Ex-Rep. Brown Appeal Focuses on Dismissed 'Holy Spirit' Juror
Former Rep. Corrine Brown's attempt to get out of federal prison hinges on an ex-juror who said the “Holy Spirit” told him Brown was not guilty of charges related to a charity scam.
March 29, 2018 at 10:58 AM
3 minute read
Former Rep. Corrine Brown's attempt to get out of federal prison hinges on an ex-juror who said the “Holy Spirit” told him Brown was not guilty of charges related to a charity scam.
Brown's attorney filed a 64-page brief Monday in the U.S. Court of Appeals for the Eleventh Circuit arguing the Jacksonville Democrat's conviction should be tossed out because the juror was improperly dismissed from the case due to his religious statements.
“The record in this case supports only one conclusion: that this juror was basing his verdict on his view of the sufficiency of the evidence, after prayerful consideration and as he saw it, in his mind, guidance from the Holy Spirit,” Brown's attorney, William Mallory Kent, wrote in the brief. “Whether he should or should not have depended on any guidance from the Holy Spirit does not resolve the matter in favor of his dismissal, because the well established law in this and other circuits is that so long as there is any reasonable possibility that the juror is basing his view on the sufficiency of the evidence, he may not be dismissed. Dismissal requires substantial evidence that the juror is engaged in willful misconduct.”
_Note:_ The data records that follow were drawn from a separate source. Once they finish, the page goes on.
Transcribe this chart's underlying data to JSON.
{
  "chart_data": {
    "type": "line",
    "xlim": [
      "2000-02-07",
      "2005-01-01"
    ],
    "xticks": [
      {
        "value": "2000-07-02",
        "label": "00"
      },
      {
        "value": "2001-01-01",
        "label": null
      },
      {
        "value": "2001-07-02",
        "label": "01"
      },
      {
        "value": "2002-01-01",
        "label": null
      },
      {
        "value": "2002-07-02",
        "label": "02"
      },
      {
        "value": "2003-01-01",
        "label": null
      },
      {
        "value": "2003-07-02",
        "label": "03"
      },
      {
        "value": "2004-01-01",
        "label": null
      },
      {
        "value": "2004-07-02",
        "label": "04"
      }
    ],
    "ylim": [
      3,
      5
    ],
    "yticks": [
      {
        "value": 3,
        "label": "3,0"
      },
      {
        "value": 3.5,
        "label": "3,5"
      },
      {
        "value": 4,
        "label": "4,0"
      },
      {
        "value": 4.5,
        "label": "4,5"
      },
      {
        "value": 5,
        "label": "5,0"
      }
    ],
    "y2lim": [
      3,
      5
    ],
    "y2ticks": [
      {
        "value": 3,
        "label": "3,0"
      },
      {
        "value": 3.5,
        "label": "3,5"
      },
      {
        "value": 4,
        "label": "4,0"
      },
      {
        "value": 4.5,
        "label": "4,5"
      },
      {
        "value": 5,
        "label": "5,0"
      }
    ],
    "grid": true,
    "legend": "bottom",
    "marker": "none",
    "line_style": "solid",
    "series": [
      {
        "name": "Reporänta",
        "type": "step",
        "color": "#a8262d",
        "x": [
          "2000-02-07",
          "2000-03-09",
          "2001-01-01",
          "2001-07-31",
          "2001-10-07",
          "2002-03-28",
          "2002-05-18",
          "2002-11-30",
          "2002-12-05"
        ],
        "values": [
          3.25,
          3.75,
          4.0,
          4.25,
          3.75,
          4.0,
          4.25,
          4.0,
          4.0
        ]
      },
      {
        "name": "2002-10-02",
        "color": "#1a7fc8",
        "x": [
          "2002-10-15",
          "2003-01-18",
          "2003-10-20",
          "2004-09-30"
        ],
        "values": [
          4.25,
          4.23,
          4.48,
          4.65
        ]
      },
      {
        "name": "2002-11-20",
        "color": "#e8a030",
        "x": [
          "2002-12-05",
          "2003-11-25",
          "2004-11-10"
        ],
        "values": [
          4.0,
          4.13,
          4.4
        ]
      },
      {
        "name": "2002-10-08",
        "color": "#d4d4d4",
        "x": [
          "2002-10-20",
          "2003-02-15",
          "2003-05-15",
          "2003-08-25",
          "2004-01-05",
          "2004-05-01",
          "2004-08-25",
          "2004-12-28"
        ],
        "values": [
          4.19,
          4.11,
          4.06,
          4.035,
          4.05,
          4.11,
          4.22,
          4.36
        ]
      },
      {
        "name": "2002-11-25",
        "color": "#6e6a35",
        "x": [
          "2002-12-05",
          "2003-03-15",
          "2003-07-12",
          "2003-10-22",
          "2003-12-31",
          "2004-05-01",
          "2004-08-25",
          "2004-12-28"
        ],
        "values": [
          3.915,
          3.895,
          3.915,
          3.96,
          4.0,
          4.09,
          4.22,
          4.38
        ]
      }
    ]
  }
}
But in a December court document, U.S. District Judge Timothy Corrigan, who sentenced Brown to five years in prison, rejected arguments that he improperly dismissed the juror.
“In essence, the court [judge] dismissed a juror who it found was unable to follow the law,” Corrigan wrote Dec. 20. “The court applied the governing legal standard to the facts, finding beyond a reasonable doubt that there was no substantial possibility that the juror was able to base his decision only on the evidence and the law as the court had instructed.”
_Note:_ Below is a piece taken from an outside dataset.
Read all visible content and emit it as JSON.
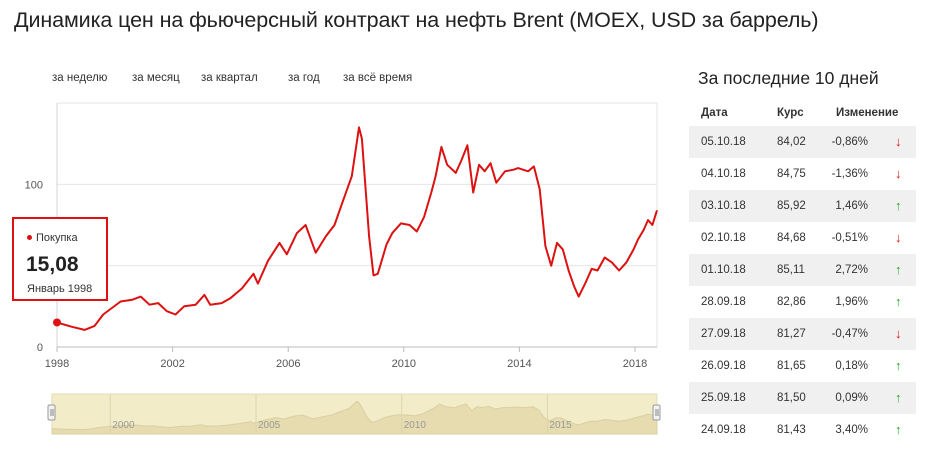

Brown, a former 12-term congresswoman, was convicted in May on 18 felony counts related to her role in using contributions to the One Door for Education charity for personal expenses and events.
In sentencing Brown on Dec. 4, Corrigan issued a 25-page order that said the One Door for Education charity, which was originally established to help children, was “operated as a criminal enterprise” by Brown, her longtime chief of staff, Ronnie Simmons, and the charity's founder, Carla Wiley.
The Eleventh Circuit in January rejected Brown's request to stay out of prison while she appeals the conviction. She is serving the sentence at the Coleman federal correctional institution in Sumter County, according to the federal Bureau of Prisons website.
The brief filed Monday said the issue about the dismissed juror's religious statements started after the jury began deliberating. Another juror informed the court that she had concerns about the man, identified in the brief as “juror number 13.”
Corrigan questioned the juror before deciding to replace him with an alternate juror. The jury subsequently found Brown guilty of the charges.
Brown, 71, long an influential figure in Jacksonville, represented a congressional district that stretched from Jacksonville to Orlando. She lost a re-election bid in 2016 after the district's boundaries had been substantially redrawn and as she faced the criminal charges.
Jim Saunders reports for the News Service of Florida.